10.48456/TR-865
Smowton, Christopher S.F.
Christopher S.F.
Smowton
I/O Optimisation and elimination via partial evaluation
Computer Laboratory, University of Cambridge
2014
technical report
129 pages
PDF
Computer programs commonly repeat work. Short programs go through the same initialisation sequence each time they are run, and long-running servers may be given a sequence of similar or identical requests. In both cases, there is an opportunity to save time by re-using previously computed results; however, programmers often do not exploit that opportunity because to do so would cost development time and increase code complexity.
Partial evaluation is a semi-automatic technique for specialising programs or parts thereof to perform better in particular circumstances, and can reduce repeated work by generating a program variant that is specialised for use in frequently-occurring circumstances.

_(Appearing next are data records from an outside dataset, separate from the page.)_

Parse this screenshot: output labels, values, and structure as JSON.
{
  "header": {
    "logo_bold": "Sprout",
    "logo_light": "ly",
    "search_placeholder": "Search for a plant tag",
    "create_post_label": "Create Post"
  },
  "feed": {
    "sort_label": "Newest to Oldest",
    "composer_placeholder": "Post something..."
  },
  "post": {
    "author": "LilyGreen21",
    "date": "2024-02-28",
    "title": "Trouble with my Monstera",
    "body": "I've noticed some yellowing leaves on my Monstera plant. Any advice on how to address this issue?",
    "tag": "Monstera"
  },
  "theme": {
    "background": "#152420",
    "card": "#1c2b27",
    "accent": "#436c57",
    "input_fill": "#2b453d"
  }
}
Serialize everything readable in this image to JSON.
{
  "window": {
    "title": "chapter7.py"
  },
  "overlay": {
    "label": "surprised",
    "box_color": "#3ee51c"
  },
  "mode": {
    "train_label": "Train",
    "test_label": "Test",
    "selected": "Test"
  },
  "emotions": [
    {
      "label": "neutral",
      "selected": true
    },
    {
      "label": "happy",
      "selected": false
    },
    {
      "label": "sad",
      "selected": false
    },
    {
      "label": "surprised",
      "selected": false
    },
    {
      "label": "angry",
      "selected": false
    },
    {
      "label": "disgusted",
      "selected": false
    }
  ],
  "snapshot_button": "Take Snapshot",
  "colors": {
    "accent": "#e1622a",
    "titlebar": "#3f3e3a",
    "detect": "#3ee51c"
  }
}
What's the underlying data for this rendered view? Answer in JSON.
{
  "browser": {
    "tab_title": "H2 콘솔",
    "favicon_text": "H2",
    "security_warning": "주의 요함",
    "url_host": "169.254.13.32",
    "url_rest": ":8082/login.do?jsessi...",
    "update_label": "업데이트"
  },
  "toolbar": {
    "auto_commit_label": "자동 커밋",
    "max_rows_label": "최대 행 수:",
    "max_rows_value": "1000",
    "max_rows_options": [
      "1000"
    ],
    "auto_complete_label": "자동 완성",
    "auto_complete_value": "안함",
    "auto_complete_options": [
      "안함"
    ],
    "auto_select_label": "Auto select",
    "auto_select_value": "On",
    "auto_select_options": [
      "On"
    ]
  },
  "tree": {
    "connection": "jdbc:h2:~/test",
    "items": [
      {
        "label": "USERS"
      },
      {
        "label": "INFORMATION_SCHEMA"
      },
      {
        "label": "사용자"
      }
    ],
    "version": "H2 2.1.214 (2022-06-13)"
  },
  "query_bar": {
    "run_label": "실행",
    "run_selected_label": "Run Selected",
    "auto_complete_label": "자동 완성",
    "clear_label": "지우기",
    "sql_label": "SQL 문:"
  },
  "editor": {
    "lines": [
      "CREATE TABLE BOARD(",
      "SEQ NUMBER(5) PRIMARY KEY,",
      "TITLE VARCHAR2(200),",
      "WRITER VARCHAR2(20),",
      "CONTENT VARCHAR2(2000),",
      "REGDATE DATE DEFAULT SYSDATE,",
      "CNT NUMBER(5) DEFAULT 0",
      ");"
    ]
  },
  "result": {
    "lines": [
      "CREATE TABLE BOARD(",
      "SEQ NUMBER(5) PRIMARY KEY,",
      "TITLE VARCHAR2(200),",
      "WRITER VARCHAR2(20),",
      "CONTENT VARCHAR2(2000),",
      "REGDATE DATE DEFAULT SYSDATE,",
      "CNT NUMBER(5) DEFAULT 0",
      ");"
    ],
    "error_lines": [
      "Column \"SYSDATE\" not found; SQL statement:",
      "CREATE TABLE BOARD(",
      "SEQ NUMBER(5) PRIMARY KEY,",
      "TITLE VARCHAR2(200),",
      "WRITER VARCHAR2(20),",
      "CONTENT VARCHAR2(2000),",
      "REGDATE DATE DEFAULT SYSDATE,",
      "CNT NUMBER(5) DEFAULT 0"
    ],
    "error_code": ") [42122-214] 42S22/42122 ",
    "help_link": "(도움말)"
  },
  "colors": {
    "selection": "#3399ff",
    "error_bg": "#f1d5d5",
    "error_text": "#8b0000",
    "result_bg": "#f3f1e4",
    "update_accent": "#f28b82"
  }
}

However, existing partial evaluators are limited in both their depth of analysis and their support for real-world programs, making them ineffective at specialising practical software.
In this dissertation, I present a new, more accurate partial evaluation system that can specialise programs, written in low-level languages including C and C++, that interact with the operating system to read external data. It is capable of specialising programs that are challenging to analyse, including those which use arbitrarily deep pointer indirection, unsafe type casts, and multi-threading. I use this partial evaluator to specialise programs with respect to files that they read from disk, or data they consume from the network, producing specialised variants that perform better when that external data is as expected, but which continue to function like the original program when it is not. To demonstrate the system's practical utility, I evaluate the system specialising real-world software, and show that it can achieve significant runtime improvements with little manual assistance.